Oil Cash Habit Could Be Hard to Kick for Norway's Vote Winner

  • Oil cash spending now equal to almost 8% of GDP in Norway
  • Norway election is too close to call ahead of Monday vote

Most politicians will talk tough on fiscal discipline before they get their hands on the world’s largest sovereign wealth fund.

Hilde Bjornland, one of Norway’s most prominent economists, isn’t putting too much faith in talk from the main protagonists in Norway’s election campaign of clamping down on spending from the nation’s vast oil wealth.

“The problem in Norway isn’t that the politicians spend so much in a downturn, but that they don’t similarly tighten in an upturn,” the professor at the Norwegian Business School said in an interview.

That would mean further withdrawals from the $980 billion wealth fund, which was tapped last year for the first time by the sitting Conservative-led government. Withdrawals will be about 70 billion kroner ($9 billion) this year, and with no inflows of new oil cash the fund is under increasing pressure to deliver solid returns. For now though, its investment income covers the outflows and then some.

Read more on the potential Norwegian coalitions

“It’s the returns that will matter going forward,” Bjornland said. “That means we’ll have to prioritize to a greater degree.”

The race is neck and neck between incumbent Prime Minister Erna Solberg and the opposition led by Labor’s Jonas Gahr Store. Both blocs are campaign on weaning the economy off its addiction to crude and scaling back on oil cash spending.   

Soon after assuming office, in 2013, the Solberg government was hit by a sharp drop in crude prices that sent shock waves through the economy, with more than 50,000 job losses in the oil sector alone. The government responded with tax cuts and massive investments in infrastructure, covered in part by the wealth fund withdrawals.

Spending of oil money will this year equal almost 8 percent of the economy, so cutting down could mean making hard budget choices. The government also earlier this year tightened the parameters limiting oil cash spending to 3 percent of the wealth from 4 percent. But that limit is discretionary.

According to Erik Bruce, a senior economist at Nordea Bank, the two establishment parties act as an anchor for fiscal prudence and will be very careful. “As the economy improves, and with the changes we’ve had in the fiscal spending rule, it means that there is little room for increased oil spending,” he said.

But Labor has seen its backing plunge in recent weeks and is headed for potentially the worst election since 2001, when it received 24.3 percent of votes cast. Many of its voters are fleeing to parties even further to the left, which could mean tough spending demands should a center-Left alliance emerge as the winner on Monday. While Labor has promised tax increases, it looks unlikely it will want to add to the roughly 15 billion kroner it has already proposed.  

The Conservatives will look to carry on for another four years with the Progress Party, which has pledged to continue as usual with the record spending and tax cuts.

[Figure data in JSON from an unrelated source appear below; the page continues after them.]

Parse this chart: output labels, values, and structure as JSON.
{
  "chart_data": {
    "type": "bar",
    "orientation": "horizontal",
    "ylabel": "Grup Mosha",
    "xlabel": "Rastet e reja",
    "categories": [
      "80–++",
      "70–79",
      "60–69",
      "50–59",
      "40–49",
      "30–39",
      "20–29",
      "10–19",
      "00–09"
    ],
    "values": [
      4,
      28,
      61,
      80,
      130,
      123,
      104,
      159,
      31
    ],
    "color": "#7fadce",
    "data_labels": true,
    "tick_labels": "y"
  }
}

With only a few days left to campaign, the contenders are now fighting for the undecided voters.

“The election campaign is intense and exciting,” Gahr Store told reporters outside of Parliament on Thursday. “There are about 1 million voters that haven’t made up their mind yet. This is an opportunity for Labor and other parties to reach out to voters, and I have an ambition to show that we will.” 

Solberg said she’s buoyed by first erasing Labor lead and now building her own.

“It’s a positive development for a conservative majority, but it’s very tight and it will depend on who manages to mobilize this last weekend,” she said in an interview on Thursday.